The science of critical thinking explained
By Lt. Col. Thad Hunkins, 459th Airlift Squadron commander
/ Published April 09, 2007
YOKOTA AIR BASE, Japan -- --
Did you think there was a science to thinking? I sure didn't. A couple years back I read a book called "The Miniature Guide to Critical Thinking" by Dr. Richard Paul and Dr. Linda Elder. It changed my entire view of how we humans use our nuggets. The book is only 19 pages long.
My Cro-Magnon method seemed pretty straightforward: There's a problem, you consider the solutions, you solve the problem. No problem. That works if you're trying to get a lid off a pickle jar, but our complex environment often requires some more in-depth analysis. And it turns out that critical thinking can be pretty complex.
It all starts with the different elements pertaining to thinking
- What is the question?
- What do I want to attain?
- What points of view are there?
- Are there consequences...intended or unintended?
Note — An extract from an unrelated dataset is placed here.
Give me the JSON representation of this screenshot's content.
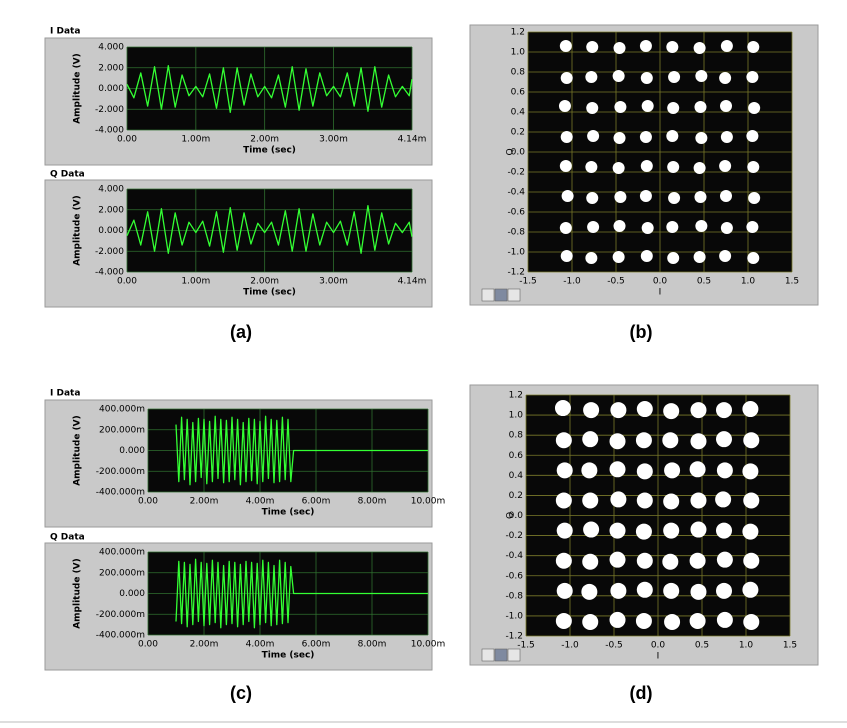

- What are the assumptions?
- Are there any concepts or natural laws that apply?
- What information must be gathered?
- What solutions are there?
Now very seldom do we have the time to sit down and make a checklist when presented with a given problem, but certainly anyone can see how they've been "tripped up" by having made a "faulty assumption" or not adequately considering someone else's point of view. This is the first time I'd ever thought about the discipline of thinking ... and now I see its value every day of my life.
The book's real magic for me though, can be summed up in one phrase--"the battle for total objectivity." And it is a battle. They devote 4 of their 19 pages talking about "The Problem of Egocentric Thinking" and its relationship to "Intellectual Virtues."
I challenge you to read any of them and not think "Yup, I did that." Selfishness ... self-validation ... wish fulfillment--these are all things that throw our analytical skills off-kilter. It is very hard to think of all angles to a problem since we all have a natural proclivity toward thinking about ourselves all the time.
Fortunately, the authors give a good template for passing from "unreflective thinker" to "master thinker." Hey, who doesn't want to be a Master thinker. And it really is a discipline. So here is there path to becoming Yoda:
- Define exactly what the issue is and relate it to the goal. In our business, that's why it's so critical to know what the mission is.
- Ask probing, evaluative questions. This is tough for many folks ... they just don't want to come across as the bad guy ... but again, it's the push for total truth and objectivity that should drive the train.
- Figure out what information you need and collect it.
- Reflect. Wow ... the big daddy of all "failed-to-do" lists. I'm guilty, how 'bout you?
- Consider all implications. This is tough because it requires all of the previously mentioned elements. This is the "walk-a-mile-in-his-moccasins" test. Take the time for this because your logic will be severely tested by an injured party.
- Implement and review
Dr. Paul and Dr. Elder state that "Critical thinking is, in short, self-directed, self-disciplined, self-monitored, and self-corrective thinking." There is a lot to think about in that statement.